Since its release, developers have both copied and built upon Jousts design. Publishers released clones on several systems, including Ostron and Winged Warlords for the ZX Spectrum in 1983 as well as the 1980s shareware Glypha for the Macintosh. Ultimate Play the Game's 1983 Jetpac as well as Nintendo's 1983 Mario Bros. and 1984 Balloon Fight have elements reminiscent Jousts gameplay. The flying mechanics in the 2000 action-adventure game Messiah, which allowed the character to fly further by repeatedly pressing a button, were inspired by Joust. The 2013 arcade game Killer Queen was heavily inspired by Joust and mixes it with elements of real-time strategy and multiplayer online battle arena games. The 2014 multiplayer game Sportsball for the Wii U features characters armed with lances and mounted on large birds who fly around a 2D arena. While players must defeat opponents, the primary object is to capture balls to score goals in nets.

Joust has been parodied and referenced in popular culture, including Robot Chickens episode "Celebutard Mountain" and the Code Monkeys episode "Just One of the Gamers". The characters make a cameo appearance in the 2015 feature film Pixels. Within video games, references include Shang Tsung's friendship finishing move in Midway Games' Mortal Kombat 3, which Jon Ryan of IGN ranked as the ninth "craziest finisher" in the series, and a Joust-like minigame in World of Warcraft: Cataclysm.
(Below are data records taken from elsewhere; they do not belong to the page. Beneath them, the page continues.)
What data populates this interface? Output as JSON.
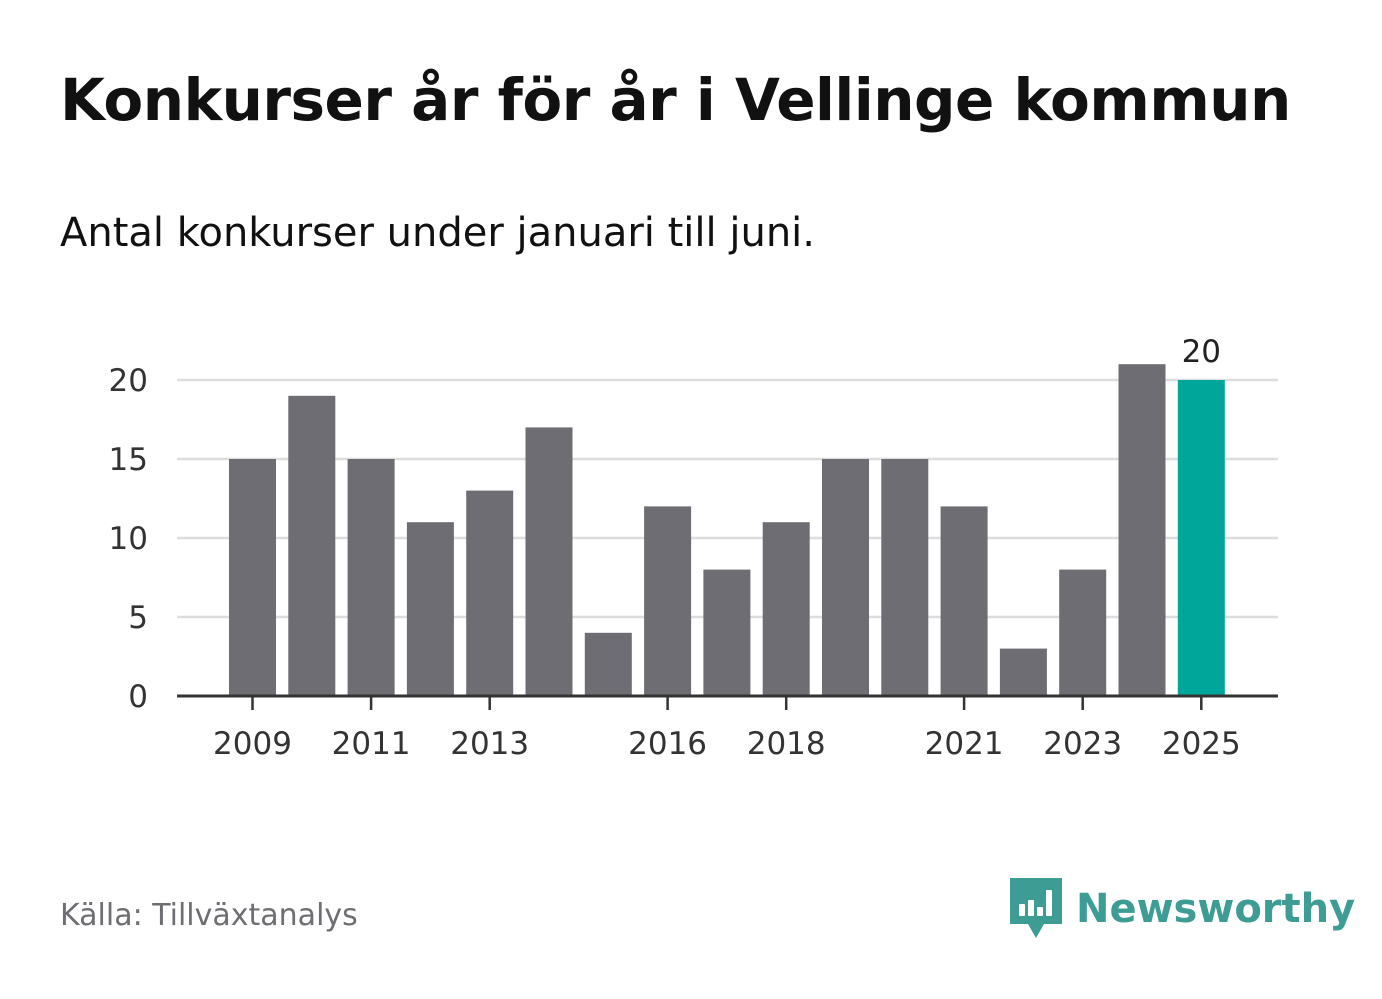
{
  "header": {
    "title": "Konkurser år för år i Vellinge kommun",
    "subtitle": "Antal konkurser under januari till juni."
  },
  "footer": {
    "source": "Källa: Tillväxtanalys",
    "brand": "Newsworthy",
    "brand_icon": "newsworthy-logo-icon"
  },
  "colors": {
    "bar": "#6e6d73",
    "highlight": "#00a69a",
    "grid": "#dddddd",
    "axis": "#333333",
    "text": "#333333",
    "brand": "#3d9c94"
  },
  "chart_data": {
    "type": "bar",
    "title": "",
    "xlabel": "",
    "ylabel": "",
    "categories": [
      "2009",
      "2010",
      "2011",
      "2012",
      "2013",
      "2014",
      "2015",
      "2016",
      "2017",
      "2018",
      "2019",
      "2020",
      "2021",
      "2022",
      "2023",
      "2024",
      "2025"
    ],
    "values": [
      15,
      19,
      15,
      11,
      13,
      17,
      4,
      12,
      8,
      11,
      15,
      15,
      12,
      3,
      8,
      21,
      20
    ],
    "x_tick_labels": [
      "2009",
      "2011",
      "2013",
      "2016",
      "2018",
      "2021",
      "2023",
      "2025"
    ],
    "y_ticks": [
      0,
      5,
      10,
      15,
      20
    ],
    "ylim": [
      0,
      22
    ],
    "grid": true,
    "highlight_category": "2025",
    "data_labels": [
      {
        "category": "2025",
        "text": "20"
      }
    ]
  }
}
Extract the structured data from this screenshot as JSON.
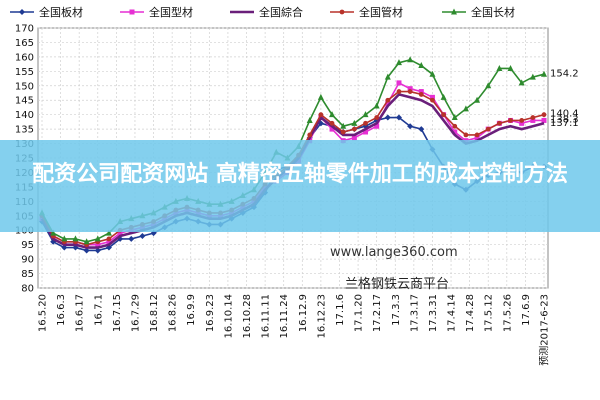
{
  "banner": {
    "text": "配资公司配资网站 高精密五轴零件加工的成本控制方法"
  },
  "watermark": {
    "text": "www.lange360.com"
  },
  "platform": {
    "text": "兰格钢铁云商平台"
  },
  "chart_data": {
    "type": "line",
    "ylim": [
      80,
      170
    ],
    "yticks": [
      80,
      85,
      90,
      95,
      100,
      105,
      110,
      115,
      120,
      125,
      130,
      135,
      140,
      145,
      150,
      155,
      160,
      165,
      170
    ],
    "xtick_labels": [
      "16.5.20",
      "16.6.3",
      "16.6.17",
      "16.7.1",
      "16.7.15",
      "16.7.29",
      "16.8.12",
      "16.8.26",
      "16.9.9",
      "16.9.23",
      "16.10.14",
      "16.10.28",
      "16.11.11",
      "16.11.24",
      "16.12.9",
      "16.12.23",
      "17.1.6",
      "17.1.20",
      "17.2.17",
      "17.3.3",
      "17.3.17",
      "17.3.31",
      "17.4.14",
      "17.4.28",
      "17.5.12",
      "17.5.26",
      "17.6.9",
      "预测2017-6-23"
    ],
    "grid": true,
    "legend_position": "top",
    "end_labels": [
      {
        "text": "154.2",
        "y": 154.2,
        "color": "#111111"
      },
      {
        "text": "140.4",
        "y": 140.4,
        "color": "#111111"
      },
      {
        "text": "138.3",
        "y": 138.3,
        "color": "#111111"
      },
      {
        "text": "137.1",
        "y": 137.1,
        "color": "#111111"
      }
    ],
    "series": [
      {
        "name": "全国板材",
        "color": "#1f3a93",
        "marker": "diamond",
        "values": [
          103,
          96,
          94,
          94,
          93,
          93,
          94,
          97,
          97,
          98,
          99,
          101,
          103,
          104,
          103,
          102,
          102,
          104,
          106,
          108,
          113,
          121,
          122,
          125,
          132,
          137,
          136,
          134,
          135,
          136,
          138,
          139,
          139,
          136,
          135,
          128,
          122,
          116,
          114,
          117,
          119,
          120,
          121,
          120,
          122,
          122
        ]
      },
      {
        "name": "全国型材",
        "color": "#e62fd3",
        "marker": "square",
        "values": [
          104,
          98,
          96,
          96,
          95,
          95,
          96,
          99,
          100,
          101,
          102,
          104,
          106,
          107,
          106,
          105,
          105,
          106,
          108,
          110,
          115,
          117,
          120,
          124,
          131,
          139,
          135,
          131,
          132,
          134,
          136,
          144,
          151,
          149,
          148,
          146,
          140,
          134,
          131,
          132,
          135,
          137,
          138,
          137,
          138,
          138
        ]
      },
      {
        "name": "全国綜合",
        "color": "#6a1f7a",
        "marker": "none",
        "values": [
          104,
          97,
          95,
          95,
          94,
          94,
          95,
          98,
          99,
          100,
          101,
          103,
          105,
          106,
          105,
          104,
          104,
          105,
          107,
          109,
          114,
          118,
          121,
          125,
          132,
          139,
          136,
          133,
          133,
          135,
          137,
          143,
          147,
          146,
          145,
          143,
          138,
          133,
          130,
          131,
          133,
          135,
          136,
          135,
          136,
          137
        ]
      },
      {
        "name": "全国管材",
        "color": "#b8322a",
        "marker": "circle",
        "values": [
          105,
          98,
          96,
          96,
          95,
          96,
          97,
          100,
          101,
          102,
          103,
          105,
          107,
          108,
          107,
          106,
          106,
          107,
          109,
          111,
          116,
          119,
          122,
          126,
          133,
          140,
          137,
          134,
          135,
          137,
          139,
          145,
          148,
          148,
          147,
          145,
          140,
          136,
          133,
          133,
          135,
          137,
          138,
          138,
          139,
          140
        ]
      },
      {
        "name": "全国长材",
        "color": "#2e8b2e",
        "marker": "triangle",
        "values": [
          106,
          99,
          97,
          97,
          96,
          97,
          99,
          103,
          104,
          105,
          106,
          108,
          110,
          111,
          110,
          109,
          109,
          110,
          112,
          114,
          120,
          127,
          125,
          129,
          138,
          146,
          140,
          136,
          137,
          140,
          143,
          153,
          158,
          159,
          157,
          154,
          146,
          139,
          142,
          145,
          150,
          156,
          156,
          151,
          153,
          154
        ]
      }
    ]
  }
}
Additionally, the book Ready Player One includes a scene featuring Joust.

=== Remakes and adaptations ===
A 3D remake titled Dactyl Joust was in development for the Atari Jaguar in 1995. Despite being promoted at the 1995 E3, the game was eventually canceled. Electronic Gaming Monthly staff reported that the original 2D arcade version would have been included as an easter egg. Video footage of the game running on the Jaguar console later surfaced in 2003. Midway Games made a second attempt at a 3D remake a few years later for the Nintendo 64. Tentatively referred to as Joust 3D, Joust X, and Joust 64, the game featured 3D arenas with split screen for the two-player battles. While the company was enthusiastic about the demo developer Play Mechanix had created, Midway canceled the project after a game from its San Diego studio that featured flying and fighting, Bio F.R.E.A.K.S., performed poorly in its field test. Newcomer pitched an updated version of the arcade game for the Game Boy Advance to Midway Games, which declined. The prototype uses multi-directional scrolling, more detailed graphics based on 3D renders, and new gameplay mechanics.
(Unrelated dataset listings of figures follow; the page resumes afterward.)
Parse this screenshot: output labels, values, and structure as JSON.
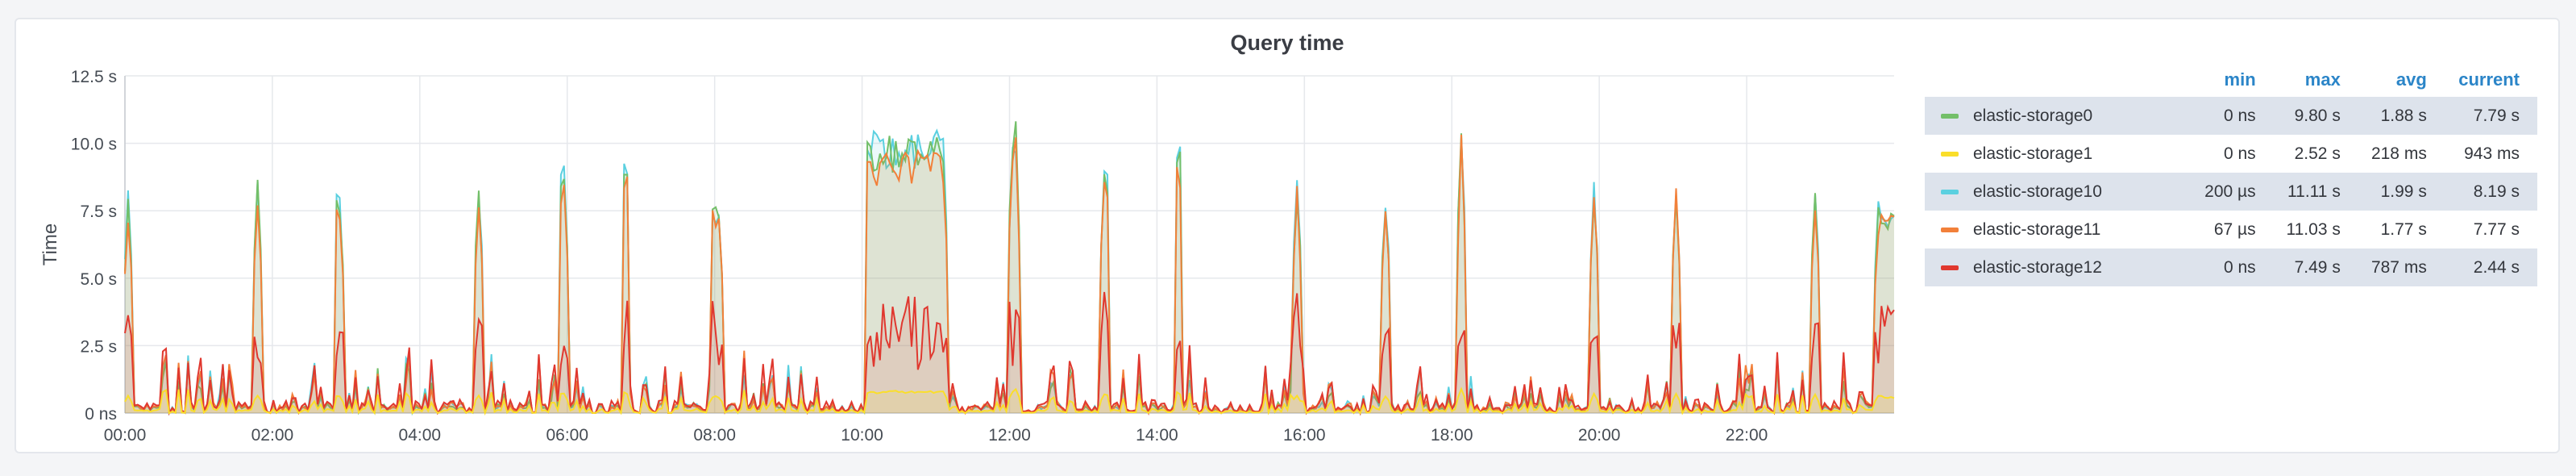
{
  "panel": {
    "title": "Query time"
  },
  "chart_data": {
    "type": "area",
    "title": "Query time",
    "ylabel": "Time",
    "xlabel": "",
    "ylim": [
      0,
      12.5
    ],
    "y_unit": "s",
    "y_ticks": [
      {
        "v": 0,
        "label": "0 ns"
      },
      {
        "v": 2.5,
        "label": "2.5 s"
      },
      {
        "v": 5,
        "label": "5.0 s"
      },
      {
        "v": 7.5,
        "label": "7.5 s"
      },
      {
        "v": 10,
        "label": "10.0 s"
      },
      {
        "v": 12.5,
        "label": "12.5 s"
      }
    ],
    "x_ticks": [
      {
        "v": 0,
        "label": "00:00"
      },
      {
        "v": 2,
        "label": "02:00"
      },
      {
        "v": 4,
        "label": "04:00"
      },
      {
        "v": 6,
        "label": "06:00"
      },
      {
        "v": 8,
        "label": "08:00"
      },
      {
        "v": 10,
        "label": "10:00"
      },
      {
        "v": 12,
        "label": "12:00"
      },
      {
        "v": 14,
        "label": "14:00"
      },
      {
        "v": 16,
        "label": "16:00"
      },
      {
        "v": 18,
        "label": "18:00"
      },
      {
        "v": 20,
        "label": "20:00"
      },
      {
        "v": 22,
        "label": "22:00"
      }
    ],
    "xlim": [
      0,
      24
    ],
    "grid": true,
    "legend_position": "right",
    "series_style": "stacked-fill-overlap",
    "bursts": [
      {
        "t": 0.02,
        "w": 0.08,
        "peak": 8.3
      },
      {
        "t": 1.75,
        "w": 0.1,
        "peak": 8.8
      },
      {
        "t": 2.85,
        "w": 0.12,
        "peak": 8.1
      },
      {
        "t": 4.75,
        "w": 0.1,
        "peak": 9.0
      },
      {
        "t": 5.9,
        "w": 0.1,
        "peak": 9.1
      },
      {
        "t": 6.75,
        "w": 0.1,
        "peak": 9.5
      },
      {
        "t": 7.95,
        "w": 0.15,
        "peak": 8.0
      },
      {
        "t": 10.05,
        "w": 1.1,
        "peak": 10.3
      },
      {
        "t": 12.0,
        "w": 0.15,
        "peak": 10.9
      },
      {
        "t": 13.25,
        "w": 0.12,
        "peak": 9.4
      },
      {
        "t": 14.25,
        "w": 0.1,
        "peak": 9.8
      },
      {
        "t": 15.85,
        "w": 0.1,
        "peak": 9.1
      },
      {
        "t": 17.05,
        "w": 0.1,
        "peak": 8.6
      },
      {
        "t": 18.1,
        "w": 0.08,
        "peak": 11.0
      },
      {
        "t": 19.9,
        "w": 0.1,
        "peak": 9.0
      },
      {
        "t": 21.0,
        "w": 0.1,
        "peak": 8.9
      },
      {
        "t": 22.9,
        "w": 0.08,
        "peak": 8.9
      },
      {
        "t": 23.75,
        "w": 0.3,
        "peak": 7.8
      }
    ],
    "series": [
      {
        "name": "elastic-storage0",
        "color": "#73bf69",
        "min": "0 ns",
        "max": "9.80 s",
        "avg": "1.88 s",
        "current": "7.79 s"
      },
      {
        "name": "elastic-storage1",
        "color": "#fade2a",
        "min": "0 ns",
        "max": "2.52 s",
        "avg": "218 ms",
        "current": "943 ms"
      },
      {
        "name": "elastic-storage10",
        "color": "#5bd0e0",
        "min": "200 µs",
        "max": "11.11 s",
        "avg": "1.99 s",
        "current": "8.19 s"
      },
      {
        "name": "elastic-storage11",
        "color": "#f2803a",
        "min": "67 µs",
        "max": "11.03 s",
        "avg": "1.77 s",
        "current": "7.77 s"
      },
      {
        "name": "elastic-storage12",
        "color": "#e0382f",
        "min": "0 ns",
        "max": "7.49 s",
        "avg": "787 ms",
        "current": "2.44 s"
      }
    ]
  },
  "legend": {
    "columns": [
      "min",
      "max",
      "avg",
      "current"
    ]
  }
}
A Joust-themed pinball table was released in 1983, designed by Barry Oursler and Constantino Mitchell. The game includes artwork and themes from the arcade version. In addition to single player gameplay, it features competitive two-player gameplay with the players on opposing sides of the machine. Fewer than 500 machines were produced. Tiger Electronics released a keychain-sized electronic game adaption of Joust with a grayscale LCD screen in 1997. Since its release, Newcomer believed that Joust could be successfully translated into a film. However, he felt that such an adaptation was not possible with the movie technology at the time of the game's release. Midway Games later optioned Jousts movie rights to CP Productions in 2007. The newly formed production company intended to launch Joust as a new franchise, with graphic novel and video game adaptations based on the film. Marc Gottlieb was developing the script, which CP Productions founder Michael Cerenzie described as "Gladiator meets Mad Max", set 25 years in the future. Steven-Elliot Altman was attached to the graphic novel project. While production was anticipated to conclude in June 2008, this was pushed back to 2009. However, Midway filed for Chapter 11 bankruptcy in 2009. Warner Bros. Interactive Entertainment purchased most of Midway's assets, including Joust, with the intent to develop film adaptations.